Interaction

La valorisation de l’interaction comme un élément important du processus d’enseignement/apprentissage d’une langue étrangère est un nouveau concept dans la méthodologie de langues apporté par le Cadre Commun de Référence, même si cela n’était pas vraiment une nouvelle pratique dans les manuels. Auparavant, elle était déjà présente à travers les dialogues, les débats, les entretiens ou l’échange de correspondances, par exemple, mais figurait toujours comme un élément secondaire de la communication. Avec le Cadre, l’interaction gagne une autre dimension. Ceci se matérialise, selon le document, à travers des activités, puisque

« Dans les activités interactives, l’utilisateur de la langue joue le rôle du locuteur et de l’auditeur ou destinateur avec plusieurs interlocuteurs afin de construire conjointement un discours conversationnel dont ils négocient le sens suivant le principe de coopération. » (Conseil de l’Europe, 2001 : 60)

Ainsi, le Cadre considère-t-il deux types d’interaction : l’oral et l’écrite. De ces deux possibilités, sans doute la plus connue et rapidement considérée comme interaction est l’orale, où le caractère du face à face permet une réponse immédiate à et de l’interlocuteur ; pourtant, elle existe aussi dans la forme écrite, de manière intense et constante.

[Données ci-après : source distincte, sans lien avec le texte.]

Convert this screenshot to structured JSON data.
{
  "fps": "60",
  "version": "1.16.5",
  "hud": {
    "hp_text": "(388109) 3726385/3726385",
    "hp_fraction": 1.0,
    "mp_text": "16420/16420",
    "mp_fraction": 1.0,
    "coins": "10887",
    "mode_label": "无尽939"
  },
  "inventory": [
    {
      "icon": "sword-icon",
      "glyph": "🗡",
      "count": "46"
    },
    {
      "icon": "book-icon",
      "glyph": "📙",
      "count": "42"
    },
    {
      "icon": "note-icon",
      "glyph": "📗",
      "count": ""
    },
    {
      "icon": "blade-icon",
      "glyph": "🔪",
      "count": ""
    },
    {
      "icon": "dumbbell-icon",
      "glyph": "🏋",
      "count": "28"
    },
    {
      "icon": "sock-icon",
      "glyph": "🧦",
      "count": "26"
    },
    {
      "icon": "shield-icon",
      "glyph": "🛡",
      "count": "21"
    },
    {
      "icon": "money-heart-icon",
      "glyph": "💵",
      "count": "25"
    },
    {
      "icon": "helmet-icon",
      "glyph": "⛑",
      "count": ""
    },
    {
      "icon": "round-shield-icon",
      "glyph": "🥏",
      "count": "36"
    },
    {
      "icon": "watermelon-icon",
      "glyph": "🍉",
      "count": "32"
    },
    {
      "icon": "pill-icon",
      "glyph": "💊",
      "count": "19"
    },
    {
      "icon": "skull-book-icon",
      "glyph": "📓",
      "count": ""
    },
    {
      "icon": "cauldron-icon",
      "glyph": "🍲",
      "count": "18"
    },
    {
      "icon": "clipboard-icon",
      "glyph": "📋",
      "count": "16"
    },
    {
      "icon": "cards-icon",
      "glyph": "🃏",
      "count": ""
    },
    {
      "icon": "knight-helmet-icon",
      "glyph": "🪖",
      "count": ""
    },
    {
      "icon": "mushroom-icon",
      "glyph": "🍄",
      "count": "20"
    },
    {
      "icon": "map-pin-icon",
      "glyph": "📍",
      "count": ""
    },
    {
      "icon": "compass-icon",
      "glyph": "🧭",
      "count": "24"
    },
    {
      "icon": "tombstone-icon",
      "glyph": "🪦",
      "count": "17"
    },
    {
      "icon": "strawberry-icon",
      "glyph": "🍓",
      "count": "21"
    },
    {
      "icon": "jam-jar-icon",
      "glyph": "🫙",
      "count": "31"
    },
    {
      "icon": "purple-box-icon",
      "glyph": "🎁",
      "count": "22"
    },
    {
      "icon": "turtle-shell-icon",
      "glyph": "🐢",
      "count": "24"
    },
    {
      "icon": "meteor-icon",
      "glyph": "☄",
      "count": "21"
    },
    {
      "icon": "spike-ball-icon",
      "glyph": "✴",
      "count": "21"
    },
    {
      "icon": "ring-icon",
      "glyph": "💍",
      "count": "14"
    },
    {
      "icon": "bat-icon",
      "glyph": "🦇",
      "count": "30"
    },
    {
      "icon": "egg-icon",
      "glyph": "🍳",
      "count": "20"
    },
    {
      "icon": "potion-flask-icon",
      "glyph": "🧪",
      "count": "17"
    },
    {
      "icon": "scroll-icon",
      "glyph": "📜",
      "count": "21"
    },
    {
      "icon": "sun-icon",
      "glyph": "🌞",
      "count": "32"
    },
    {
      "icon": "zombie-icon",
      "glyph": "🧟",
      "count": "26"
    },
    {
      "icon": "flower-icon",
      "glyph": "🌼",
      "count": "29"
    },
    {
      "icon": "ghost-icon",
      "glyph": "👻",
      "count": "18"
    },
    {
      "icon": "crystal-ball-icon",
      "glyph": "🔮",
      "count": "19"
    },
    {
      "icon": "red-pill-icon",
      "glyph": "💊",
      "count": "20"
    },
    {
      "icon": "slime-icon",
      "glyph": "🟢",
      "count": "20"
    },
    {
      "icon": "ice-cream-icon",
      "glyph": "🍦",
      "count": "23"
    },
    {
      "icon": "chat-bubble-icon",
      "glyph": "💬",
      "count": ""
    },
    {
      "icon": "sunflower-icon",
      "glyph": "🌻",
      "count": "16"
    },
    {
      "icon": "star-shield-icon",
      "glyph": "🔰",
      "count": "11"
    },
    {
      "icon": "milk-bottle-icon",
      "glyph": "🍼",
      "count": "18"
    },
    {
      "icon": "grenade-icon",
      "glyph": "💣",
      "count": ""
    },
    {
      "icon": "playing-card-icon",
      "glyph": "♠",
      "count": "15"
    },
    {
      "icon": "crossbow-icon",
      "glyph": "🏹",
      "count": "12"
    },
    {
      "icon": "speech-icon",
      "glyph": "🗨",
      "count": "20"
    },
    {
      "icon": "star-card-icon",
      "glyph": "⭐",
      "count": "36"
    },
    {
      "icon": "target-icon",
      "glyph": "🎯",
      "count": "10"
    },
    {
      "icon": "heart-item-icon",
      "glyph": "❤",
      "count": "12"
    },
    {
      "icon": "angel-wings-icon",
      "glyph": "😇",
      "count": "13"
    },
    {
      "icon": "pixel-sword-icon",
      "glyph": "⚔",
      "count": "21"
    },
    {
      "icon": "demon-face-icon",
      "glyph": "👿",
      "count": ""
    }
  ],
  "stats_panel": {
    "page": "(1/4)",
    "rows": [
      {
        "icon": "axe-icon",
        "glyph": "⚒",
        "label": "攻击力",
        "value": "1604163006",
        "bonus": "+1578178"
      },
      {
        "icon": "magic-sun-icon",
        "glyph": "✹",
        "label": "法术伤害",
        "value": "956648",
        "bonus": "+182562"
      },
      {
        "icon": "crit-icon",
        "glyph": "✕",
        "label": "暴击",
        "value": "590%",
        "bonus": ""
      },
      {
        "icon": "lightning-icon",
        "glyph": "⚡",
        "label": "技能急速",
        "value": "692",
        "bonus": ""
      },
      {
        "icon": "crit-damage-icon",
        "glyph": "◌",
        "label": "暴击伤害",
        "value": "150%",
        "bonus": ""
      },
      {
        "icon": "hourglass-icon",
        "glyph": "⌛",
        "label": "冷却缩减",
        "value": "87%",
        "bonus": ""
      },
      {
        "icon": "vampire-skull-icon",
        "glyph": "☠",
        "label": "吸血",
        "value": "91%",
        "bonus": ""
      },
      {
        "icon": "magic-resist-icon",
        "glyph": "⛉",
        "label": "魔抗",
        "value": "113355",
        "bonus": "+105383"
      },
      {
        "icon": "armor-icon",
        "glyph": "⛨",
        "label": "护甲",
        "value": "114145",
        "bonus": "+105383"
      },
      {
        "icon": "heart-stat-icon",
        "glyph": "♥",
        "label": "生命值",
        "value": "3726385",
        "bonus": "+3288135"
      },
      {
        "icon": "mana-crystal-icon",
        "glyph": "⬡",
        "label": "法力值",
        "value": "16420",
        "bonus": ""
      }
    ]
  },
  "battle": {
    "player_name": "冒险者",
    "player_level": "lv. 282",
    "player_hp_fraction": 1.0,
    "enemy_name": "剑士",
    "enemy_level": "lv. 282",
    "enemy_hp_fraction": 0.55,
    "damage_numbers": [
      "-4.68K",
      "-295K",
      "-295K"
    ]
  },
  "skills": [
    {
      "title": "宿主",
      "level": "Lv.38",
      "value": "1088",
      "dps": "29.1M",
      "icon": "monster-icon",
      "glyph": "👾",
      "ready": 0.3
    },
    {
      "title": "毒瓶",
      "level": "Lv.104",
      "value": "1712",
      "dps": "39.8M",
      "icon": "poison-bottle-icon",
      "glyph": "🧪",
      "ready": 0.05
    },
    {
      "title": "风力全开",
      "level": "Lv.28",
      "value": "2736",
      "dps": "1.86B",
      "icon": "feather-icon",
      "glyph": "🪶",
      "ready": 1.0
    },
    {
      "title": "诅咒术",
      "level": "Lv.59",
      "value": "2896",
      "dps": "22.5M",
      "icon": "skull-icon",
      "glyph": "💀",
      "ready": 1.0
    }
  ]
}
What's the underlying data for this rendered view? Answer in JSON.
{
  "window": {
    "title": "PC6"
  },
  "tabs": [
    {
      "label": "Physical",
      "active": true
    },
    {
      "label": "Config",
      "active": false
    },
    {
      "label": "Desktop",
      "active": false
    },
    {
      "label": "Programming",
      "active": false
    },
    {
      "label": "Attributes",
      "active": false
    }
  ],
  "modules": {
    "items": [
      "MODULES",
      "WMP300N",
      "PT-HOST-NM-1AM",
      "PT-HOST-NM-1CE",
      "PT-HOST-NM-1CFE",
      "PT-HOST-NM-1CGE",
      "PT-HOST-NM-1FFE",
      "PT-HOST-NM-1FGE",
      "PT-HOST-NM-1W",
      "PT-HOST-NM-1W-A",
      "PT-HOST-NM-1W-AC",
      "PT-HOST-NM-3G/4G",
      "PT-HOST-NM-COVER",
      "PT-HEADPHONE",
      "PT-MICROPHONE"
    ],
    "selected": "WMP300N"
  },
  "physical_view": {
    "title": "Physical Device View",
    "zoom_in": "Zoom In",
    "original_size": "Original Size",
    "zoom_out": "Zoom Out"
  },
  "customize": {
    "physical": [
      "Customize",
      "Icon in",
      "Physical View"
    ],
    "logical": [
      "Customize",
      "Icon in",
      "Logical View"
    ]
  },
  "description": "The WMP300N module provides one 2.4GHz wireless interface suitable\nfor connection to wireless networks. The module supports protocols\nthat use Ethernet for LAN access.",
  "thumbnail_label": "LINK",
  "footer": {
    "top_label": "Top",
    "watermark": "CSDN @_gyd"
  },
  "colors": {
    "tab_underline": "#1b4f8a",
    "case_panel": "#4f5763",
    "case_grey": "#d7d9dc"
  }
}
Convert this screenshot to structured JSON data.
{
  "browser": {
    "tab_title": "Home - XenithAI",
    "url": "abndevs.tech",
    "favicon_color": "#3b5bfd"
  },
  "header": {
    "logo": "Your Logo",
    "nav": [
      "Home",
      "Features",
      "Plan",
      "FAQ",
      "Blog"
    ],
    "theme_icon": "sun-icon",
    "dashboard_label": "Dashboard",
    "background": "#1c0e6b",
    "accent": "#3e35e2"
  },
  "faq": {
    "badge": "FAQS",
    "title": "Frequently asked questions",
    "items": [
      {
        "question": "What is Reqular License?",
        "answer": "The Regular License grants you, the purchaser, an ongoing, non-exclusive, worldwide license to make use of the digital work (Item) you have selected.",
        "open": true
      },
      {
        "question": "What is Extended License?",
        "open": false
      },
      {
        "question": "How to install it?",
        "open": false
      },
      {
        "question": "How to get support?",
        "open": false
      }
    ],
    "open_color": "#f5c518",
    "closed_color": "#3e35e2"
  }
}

Le moment de l’interaction, spécialement celui de l’interaction orale, n’est pas une circonstance facile pour l’apprenant de langues étrangères ; c’est en fait une situation où il est testé dans toutes ses connaissances non seulement linguistiques, mais aussi stratégiques, considérant qu’il devra trouver des solutions à des problèmes immédiates qui arriveront inévitablement, du simple oubli d’un mot à la méconnaissance même d’une structure linguistique ou de vocabulaire. C’est dans ce type de situations que l’apprenant doit se montrer capable d’utiliser les stratégies cognitives et de coopération, et cela n’est possible qu’en utilisant effectivement la langue. C’est dans ce type de situations, qui de plus ne peuvent être toutes anticipées, que l’apprenant doit se montrer capable de choisir rapidement dans une palette de stratégies cognitives et de coopération.

Comme l’affirme le Cadre,

« L’interaction recouvre les deux activités de réception et de production ainsi que l’activité unique de construction d’un discours commun. En conséquence, toutes les stratégies de réception et toutes les stratégies de production explicitées ci-dessus font aussi partie de l’interaction. Cependant, le fait que l’interaction orale entraîne la construction collective du sens par la mise en place d’un contexte mental commun, en se fondant sur la définition de ce qui peut être pris pour argent comptant, les supputations de l’origine des locuteurs (d’où ils parlent), leur rapprochement ou, au contraire, la définition et le maintien d’une distance confortable, habituellement en temps réel, ce fait signifie qu’en plus les stratégies de réception et de production, il existe une classe de stratégies propres à l’interaction et centrées sur la gestion de son processus. » (Conseil de l’Europe, 2001 : 69)

Dans la pratique, ce sont les activités de conversation, discussion, débat, interview, négociation, planification, coopération et échange d’informations qui développeront ces habilités à l’oral, tandis qu’à l’écrit l’interaction se matérialise dans des activités comme la correspondance, la négociation des accords, la participation en conférences, etc. Malgré son apparente faiblesse interactionnelle, l’écrit à repris le souffle avec la croissante sophistication de l’informatique et l’utilisation quotidienne des plus divers logiciels d’écriture synchrone.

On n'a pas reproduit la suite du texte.